Es ist heiß. Ich glaube, die Hölle ist kalt dagegen. Meine Füße beginnen, mir den Dienst zu verweigern. Aber ich sehe da vorne Felsen. Hoffentlich keine Fata Morgana, wie man sie hier so oft sieht, die Luft einem etwas vorgaukelt. Bis dorthin muss ich es schaffen. Da ist Schatten, wenigstens der. Vielleicht habe ich Glück und es ist einer dieser Felsen, an denen man Wasser findet. Meine Zunge ist ein trockener Lappen in meinem Mund. Das dicke Blut dröhnt mit jedem Herzschlag in meinen Ohren. Ich muss es schaffen. Der Sand ist ein Feind meiner nackten Füße, heiß und rubbelnd. Ich zwinge mich weiter, Schritt für Schritt. Ich muss es schaffen. Tranceartig wiederhole ich meine Litanei. Rechter Fuß, linker Fuß. Das Denken fällt mir immer schwerer. Sie sind zum Greifen nah, die Felsen. Ich falle hin und verschwinde in einem schwarzen Loch meines Verstandes.

*** 

Immer noch starre ich in die Fata Morgana. Die Luft flimmert und Autos tauchen auf. Eins nach dem anderen fahren sie die Straße entlang, an meinem Fenster vorbei. Wehmut erfüllt mein Herz. Drei Jahre ist dieser Urlaub jetzt her. Drei Jahre, in denen ich darüber nachdachte, ob es eine Zukunft für mich und Hassan gegeben hätte.

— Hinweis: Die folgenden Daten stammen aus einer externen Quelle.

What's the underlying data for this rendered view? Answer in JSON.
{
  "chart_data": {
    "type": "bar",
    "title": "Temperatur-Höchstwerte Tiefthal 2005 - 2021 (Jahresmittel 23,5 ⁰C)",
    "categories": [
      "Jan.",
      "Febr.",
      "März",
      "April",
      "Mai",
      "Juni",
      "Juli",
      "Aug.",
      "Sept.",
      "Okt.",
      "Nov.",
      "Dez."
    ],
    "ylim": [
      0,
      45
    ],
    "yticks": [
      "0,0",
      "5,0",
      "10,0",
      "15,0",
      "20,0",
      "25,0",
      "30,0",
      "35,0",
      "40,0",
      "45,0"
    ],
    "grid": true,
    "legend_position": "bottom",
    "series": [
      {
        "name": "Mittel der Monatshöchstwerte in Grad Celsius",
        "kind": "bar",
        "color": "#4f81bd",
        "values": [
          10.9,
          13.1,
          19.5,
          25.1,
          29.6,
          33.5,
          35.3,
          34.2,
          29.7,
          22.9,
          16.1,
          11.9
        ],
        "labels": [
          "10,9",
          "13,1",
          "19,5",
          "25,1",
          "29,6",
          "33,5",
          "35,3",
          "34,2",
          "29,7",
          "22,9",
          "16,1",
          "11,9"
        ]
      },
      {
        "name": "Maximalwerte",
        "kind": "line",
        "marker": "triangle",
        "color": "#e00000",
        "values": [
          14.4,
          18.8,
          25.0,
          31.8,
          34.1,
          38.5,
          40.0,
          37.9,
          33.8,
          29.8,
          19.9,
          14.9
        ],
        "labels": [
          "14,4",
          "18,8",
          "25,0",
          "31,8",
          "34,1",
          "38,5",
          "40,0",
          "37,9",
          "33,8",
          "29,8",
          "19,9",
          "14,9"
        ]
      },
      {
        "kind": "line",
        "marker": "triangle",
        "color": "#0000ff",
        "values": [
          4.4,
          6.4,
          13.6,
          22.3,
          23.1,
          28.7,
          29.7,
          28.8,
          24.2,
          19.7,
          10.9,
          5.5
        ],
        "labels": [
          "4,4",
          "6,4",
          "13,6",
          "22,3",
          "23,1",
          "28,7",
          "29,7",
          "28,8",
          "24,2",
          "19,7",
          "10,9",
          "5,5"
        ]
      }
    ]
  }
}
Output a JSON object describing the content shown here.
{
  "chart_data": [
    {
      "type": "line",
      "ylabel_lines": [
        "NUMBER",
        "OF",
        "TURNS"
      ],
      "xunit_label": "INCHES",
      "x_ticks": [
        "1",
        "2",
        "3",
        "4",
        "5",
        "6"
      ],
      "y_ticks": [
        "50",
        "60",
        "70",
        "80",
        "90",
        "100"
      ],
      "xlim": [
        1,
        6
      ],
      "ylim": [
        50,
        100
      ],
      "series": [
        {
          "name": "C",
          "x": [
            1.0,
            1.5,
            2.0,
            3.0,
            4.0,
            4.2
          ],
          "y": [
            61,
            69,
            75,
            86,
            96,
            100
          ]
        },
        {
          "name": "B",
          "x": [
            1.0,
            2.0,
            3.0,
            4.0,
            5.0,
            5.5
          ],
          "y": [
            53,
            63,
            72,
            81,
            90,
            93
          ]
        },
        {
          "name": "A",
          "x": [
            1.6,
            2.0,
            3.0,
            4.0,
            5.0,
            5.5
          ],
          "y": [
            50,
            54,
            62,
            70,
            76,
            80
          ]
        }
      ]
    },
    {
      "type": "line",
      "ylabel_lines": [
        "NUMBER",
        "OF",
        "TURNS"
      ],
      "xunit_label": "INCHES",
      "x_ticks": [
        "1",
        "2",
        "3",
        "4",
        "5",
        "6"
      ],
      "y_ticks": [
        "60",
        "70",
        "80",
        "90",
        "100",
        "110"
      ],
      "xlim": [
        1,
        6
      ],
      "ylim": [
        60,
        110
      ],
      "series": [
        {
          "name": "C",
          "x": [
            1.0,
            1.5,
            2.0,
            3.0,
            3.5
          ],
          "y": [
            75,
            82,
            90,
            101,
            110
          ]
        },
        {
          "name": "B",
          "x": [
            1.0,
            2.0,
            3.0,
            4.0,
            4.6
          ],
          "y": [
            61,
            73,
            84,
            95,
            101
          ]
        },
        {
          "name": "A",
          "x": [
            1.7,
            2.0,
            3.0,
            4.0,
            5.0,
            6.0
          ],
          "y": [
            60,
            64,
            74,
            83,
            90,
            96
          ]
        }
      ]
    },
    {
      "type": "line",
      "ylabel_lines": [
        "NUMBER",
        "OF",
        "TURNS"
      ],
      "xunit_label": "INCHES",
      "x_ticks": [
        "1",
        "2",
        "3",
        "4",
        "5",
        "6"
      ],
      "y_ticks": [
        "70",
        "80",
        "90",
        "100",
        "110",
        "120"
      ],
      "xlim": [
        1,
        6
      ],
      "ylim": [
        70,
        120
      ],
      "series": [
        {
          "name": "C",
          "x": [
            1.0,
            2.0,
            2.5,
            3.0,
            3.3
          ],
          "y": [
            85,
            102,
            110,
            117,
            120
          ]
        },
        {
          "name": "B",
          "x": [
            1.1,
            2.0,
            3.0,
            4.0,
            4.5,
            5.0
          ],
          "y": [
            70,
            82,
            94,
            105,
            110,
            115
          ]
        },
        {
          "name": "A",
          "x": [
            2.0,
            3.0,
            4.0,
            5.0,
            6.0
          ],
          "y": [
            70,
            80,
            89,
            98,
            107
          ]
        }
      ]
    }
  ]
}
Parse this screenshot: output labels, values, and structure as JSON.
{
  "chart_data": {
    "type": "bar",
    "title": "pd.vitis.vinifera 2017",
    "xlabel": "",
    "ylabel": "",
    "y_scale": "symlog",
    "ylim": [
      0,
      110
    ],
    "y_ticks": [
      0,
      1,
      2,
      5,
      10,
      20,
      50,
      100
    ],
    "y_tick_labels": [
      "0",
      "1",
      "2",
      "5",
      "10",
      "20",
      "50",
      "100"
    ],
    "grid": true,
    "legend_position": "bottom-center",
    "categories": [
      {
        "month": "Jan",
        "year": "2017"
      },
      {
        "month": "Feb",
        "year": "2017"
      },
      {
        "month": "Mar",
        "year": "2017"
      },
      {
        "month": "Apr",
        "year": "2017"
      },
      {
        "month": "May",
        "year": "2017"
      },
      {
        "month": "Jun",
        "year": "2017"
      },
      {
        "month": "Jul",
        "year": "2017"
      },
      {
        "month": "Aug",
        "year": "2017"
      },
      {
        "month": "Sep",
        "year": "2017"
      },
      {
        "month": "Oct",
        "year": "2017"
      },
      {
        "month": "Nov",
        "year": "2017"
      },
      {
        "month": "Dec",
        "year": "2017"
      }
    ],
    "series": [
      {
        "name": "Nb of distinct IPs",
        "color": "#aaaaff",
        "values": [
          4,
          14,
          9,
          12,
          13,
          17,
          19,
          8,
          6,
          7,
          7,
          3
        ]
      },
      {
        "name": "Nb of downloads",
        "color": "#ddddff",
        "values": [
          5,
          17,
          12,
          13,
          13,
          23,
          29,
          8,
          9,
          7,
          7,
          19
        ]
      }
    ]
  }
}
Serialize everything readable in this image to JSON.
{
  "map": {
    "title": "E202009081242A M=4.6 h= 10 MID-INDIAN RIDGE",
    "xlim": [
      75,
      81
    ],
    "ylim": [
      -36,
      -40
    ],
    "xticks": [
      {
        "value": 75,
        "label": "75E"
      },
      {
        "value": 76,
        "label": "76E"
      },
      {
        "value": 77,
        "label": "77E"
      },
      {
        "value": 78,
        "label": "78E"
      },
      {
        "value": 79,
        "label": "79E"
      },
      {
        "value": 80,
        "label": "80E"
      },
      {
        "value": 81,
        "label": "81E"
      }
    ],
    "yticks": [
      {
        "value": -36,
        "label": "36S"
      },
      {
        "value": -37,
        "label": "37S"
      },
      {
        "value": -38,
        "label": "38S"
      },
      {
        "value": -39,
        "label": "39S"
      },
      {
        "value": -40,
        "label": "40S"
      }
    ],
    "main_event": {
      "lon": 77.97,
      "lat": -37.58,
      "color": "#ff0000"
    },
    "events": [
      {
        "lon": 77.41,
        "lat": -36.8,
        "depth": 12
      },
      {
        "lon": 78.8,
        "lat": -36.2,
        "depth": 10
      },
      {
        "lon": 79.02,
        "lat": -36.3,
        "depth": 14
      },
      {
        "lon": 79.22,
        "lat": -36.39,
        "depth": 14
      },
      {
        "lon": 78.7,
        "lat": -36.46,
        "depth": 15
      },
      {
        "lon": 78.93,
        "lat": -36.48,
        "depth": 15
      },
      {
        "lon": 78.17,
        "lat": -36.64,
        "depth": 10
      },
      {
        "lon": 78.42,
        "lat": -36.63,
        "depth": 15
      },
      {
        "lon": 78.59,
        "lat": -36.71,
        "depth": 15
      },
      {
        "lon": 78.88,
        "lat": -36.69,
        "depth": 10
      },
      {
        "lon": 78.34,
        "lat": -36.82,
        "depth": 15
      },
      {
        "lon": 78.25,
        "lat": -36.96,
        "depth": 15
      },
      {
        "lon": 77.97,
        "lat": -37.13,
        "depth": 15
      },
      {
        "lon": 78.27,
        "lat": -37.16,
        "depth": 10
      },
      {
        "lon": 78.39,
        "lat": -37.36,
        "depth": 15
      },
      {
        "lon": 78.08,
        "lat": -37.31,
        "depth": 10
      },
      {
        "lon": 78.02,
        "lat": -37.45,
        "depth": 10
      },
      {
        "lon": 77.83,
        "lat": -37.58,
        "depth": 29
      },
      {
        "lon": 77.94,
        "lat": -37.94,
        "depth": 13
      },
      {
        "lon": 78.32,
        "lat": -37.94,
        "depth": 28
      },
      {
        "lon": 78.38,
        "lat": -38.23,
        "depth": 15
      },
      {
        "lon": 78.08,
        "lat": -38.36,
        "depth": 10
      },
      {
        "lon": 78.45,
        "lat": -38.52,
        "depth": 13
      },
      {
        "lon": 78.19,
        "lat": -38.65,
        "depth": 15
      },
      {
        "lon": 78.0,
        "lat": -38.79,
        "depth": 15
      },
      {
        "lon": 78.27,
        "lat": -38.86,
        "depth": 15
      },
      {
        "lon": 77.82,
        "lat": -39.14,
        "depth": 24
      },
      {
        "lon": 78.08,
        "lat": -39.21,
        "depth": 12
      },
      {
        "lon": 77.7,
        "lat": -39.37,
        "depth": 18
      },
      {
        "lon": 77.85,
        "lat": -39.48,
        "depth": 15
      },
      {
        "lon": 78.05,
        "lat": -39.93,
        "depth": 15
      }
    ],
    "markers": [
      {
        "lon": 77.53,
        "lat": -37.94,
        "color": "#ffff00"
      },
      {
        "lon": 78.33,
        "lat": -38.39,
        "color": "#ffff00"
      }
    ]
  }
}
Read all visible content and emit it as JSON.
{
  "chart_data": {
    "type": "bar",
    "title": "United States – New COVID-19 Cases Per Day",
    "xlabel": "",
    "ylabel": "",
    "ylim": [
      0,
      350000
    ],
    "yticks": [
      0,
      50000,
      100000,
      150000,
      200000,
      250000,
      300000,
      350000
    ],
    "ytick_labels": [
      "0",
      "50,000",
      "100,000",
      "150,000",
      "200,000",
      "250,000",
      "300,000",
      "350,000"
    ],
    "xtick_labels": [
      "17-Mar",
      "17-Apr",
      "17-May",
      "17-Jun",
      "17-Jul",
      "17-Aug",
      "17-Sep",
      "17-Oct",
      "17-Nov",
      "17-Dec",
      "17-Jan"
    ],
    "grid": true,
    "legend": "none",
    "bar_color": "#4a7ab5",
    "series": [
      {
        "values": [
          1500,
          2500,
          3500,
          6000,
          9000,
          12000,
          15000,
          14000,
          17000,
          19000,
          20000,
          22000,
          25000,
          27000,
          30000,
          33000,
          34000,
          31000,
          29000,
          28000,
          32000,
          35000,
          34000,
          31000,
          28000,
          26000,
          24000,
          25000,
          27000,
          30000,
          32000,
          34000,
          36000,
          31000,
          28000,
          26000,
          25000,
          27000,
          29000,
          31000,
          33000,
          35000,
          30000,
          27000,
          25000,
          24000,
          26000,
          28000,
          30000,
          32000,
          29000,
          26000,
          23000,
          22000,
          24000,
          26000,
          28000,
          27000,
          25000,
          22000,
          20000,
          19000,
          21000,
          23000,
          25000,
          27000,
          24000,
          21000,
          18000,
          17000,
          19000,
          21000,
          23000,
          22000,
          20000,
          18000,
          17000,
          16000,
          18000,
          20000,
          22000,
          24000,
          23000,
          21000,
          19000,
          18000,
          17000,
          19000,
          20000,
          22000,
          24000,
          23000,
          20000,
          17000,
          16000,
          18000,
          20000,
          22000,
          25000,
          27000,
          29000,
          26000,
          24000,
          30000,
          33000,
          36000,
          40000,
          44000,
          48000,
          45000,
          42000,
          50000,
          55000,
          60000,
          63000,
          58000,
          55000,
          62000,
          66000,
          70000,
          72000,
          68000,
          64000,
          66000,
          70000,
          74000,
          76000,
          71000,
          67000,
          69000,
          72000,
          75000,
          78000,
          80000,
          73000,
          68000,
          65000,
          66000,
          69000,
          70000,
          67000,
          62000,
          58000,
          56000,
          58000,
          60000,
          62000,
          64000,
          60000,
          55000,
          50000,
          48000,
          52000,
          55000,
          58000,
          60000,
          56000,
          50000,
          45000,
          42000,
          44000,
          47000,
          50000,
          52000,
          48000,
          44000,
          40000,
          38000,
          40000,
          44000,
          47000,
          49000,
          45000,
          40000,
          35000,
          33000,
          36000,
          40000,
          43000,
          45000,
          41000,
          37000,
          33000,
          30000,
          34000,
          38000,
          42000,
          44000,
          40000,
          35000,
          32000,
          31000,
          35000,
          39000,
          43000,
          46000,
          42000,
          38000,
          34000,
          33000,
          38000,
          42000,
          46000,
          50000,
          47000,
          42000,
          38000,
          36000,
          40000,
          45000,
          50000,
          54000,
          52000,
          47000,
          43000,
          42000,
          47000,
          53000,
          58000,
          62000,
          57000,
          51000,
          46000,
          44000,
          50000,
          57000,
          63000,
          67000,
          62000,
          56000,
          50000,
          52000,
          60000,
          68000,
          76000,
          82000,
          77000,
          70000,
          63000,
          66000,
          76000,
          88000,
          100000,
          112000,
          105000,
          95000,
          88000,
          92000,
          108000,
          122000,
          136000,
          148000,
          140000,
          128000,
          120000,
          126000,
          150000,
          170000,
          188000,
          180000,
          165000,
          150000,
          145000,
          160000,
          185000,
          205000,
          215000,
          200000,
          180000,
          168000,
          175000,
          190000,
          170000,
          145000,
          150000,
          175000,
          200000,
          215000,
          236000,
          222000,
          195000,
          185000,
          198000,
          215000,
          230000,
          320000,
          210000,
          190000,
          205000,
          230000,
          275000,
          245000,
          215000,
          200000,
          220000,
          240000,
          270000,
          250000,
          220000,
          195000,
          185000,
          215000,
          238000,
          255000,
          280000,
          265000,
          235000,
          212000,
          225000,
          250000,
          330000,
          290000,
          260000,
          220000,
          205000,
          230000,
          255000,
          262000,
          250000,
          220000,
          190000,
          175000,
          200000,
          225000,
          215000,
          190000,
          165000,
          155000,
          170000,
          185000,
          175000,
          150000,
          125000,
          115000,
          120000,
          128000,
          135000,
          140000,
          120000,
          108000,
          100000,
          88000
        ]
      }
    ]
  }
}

Die Felsen, die ich erreichte, waren die von der Tour mit meinen Eltern. Es gab Wasser, das mir jemand einflößte, weil mein Körper es nicht mehr schaffte und kurz vor dem Ziel zusammenbrach. Langsam kam ich damals zu mir, zurück in die Welt. Mein Körper brannte und es dauerte eine Zeit lang, bis die Haut zur Ruhe kam. Meine Eltern machten sich Vorwürfe, weil sie mich damals alleine ließen. Da unser Urlaub sich auch dem Ende zuneigte, sah ich Hassan nie wieder. Aber Erinnerungen bleiben und ich bin froh darüber.

Zuhause begegnete mir dann Johannes, ein ganz lieber junger Mann, der mich etwas an Hassan erinnerte. Wir sind glücklich miteinander, so scheint es nach außen. In mir frisst diese Erinnerung. Was wäre, wenn ich geblieben wäre?